In wandb documentation there are examples like this: wandb.run.summary["best_accuracy"] = best_accuracy
Not sure how to do something like that in training_step/validation_step using self.log, considering the values of metrics are automatically calculated on epochs under the hood of the API.

Hi,
Can you give a bit more info of what you’re trying to do? Have you tried doing the above in your own lightning module? You could also try adding a Callback which has access to the logger.

1 Like

I have the following code:

def training_step(self, batch, *args, **kwargs):  # type: ignore
    pred = self(batch).squeeze(-1)
    loss = self.loss(pred, batch['p'], batch['u_out']).mean()
    self.log('train_loss', loss, on_step=True, on_epoch=True, prog_bar=True, logger=True)

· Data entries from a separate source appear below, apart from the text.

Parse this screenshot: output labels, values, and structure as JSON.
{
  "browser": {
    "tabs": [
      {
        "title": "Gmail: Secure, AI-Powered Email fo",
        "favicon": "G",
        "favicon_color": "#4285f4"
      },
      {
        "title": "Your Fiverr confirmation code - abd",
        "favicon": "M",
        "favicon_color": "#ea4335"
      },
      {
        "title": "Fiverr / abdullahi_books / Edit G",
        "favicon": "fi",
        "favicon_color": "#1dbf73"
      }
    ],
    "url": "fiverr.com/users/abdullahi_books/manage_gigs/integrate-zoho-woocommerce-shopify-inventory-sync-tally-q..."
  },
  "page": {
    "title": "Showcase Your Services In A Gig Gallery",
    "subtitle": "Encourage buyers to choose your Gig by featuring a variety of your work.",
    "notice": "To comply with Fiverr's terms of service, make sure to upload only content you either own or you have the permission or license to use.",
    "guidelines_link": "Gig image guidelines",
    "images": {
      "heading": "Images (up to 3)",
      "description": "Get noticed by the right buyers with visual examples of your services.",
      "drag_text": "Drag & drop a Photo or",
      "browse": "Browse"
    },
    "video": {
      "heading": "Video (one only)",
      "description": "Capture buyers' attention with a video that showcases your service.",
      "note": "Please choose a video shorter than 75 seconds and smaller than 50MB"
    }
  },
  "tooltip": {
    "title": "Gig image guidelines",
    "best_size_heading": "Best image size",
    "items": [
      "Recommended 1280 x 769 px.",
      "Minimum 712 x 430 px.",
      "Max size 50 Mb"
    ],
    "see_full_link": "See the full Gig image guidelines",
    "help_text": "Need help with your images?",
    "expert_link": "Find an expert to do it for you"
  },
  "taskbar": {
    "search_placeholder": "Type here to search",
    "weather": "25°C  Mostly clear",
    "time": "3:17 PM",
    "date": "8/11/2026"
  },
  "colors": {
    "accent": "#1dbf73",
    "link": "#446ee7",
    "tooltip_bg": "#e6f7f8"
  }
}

    score = self.metric(pred, batch['p'], batch['u_out']).mean()
    self.log(f'train_mae', score, on_step=True, on_epoch=True, prog_bar=True, logger=True)
    return loss

As you can see, I calculate the metric and the loss only during the training step (and the validation step) and the values at epoch level are aggregated and logged automatically by pytorch-lightning and wandb.

I suppose I could return the loss and the metric in training_step and then calculate epoch level values manually in training_epoch_end and then log the best value.

But I hope there is a better solution.

1 Like

One thing you can do is use wandb.run.define_metric("train_mae", summary="max")

This will automatically store both the latest and the max value in the summary for filtering.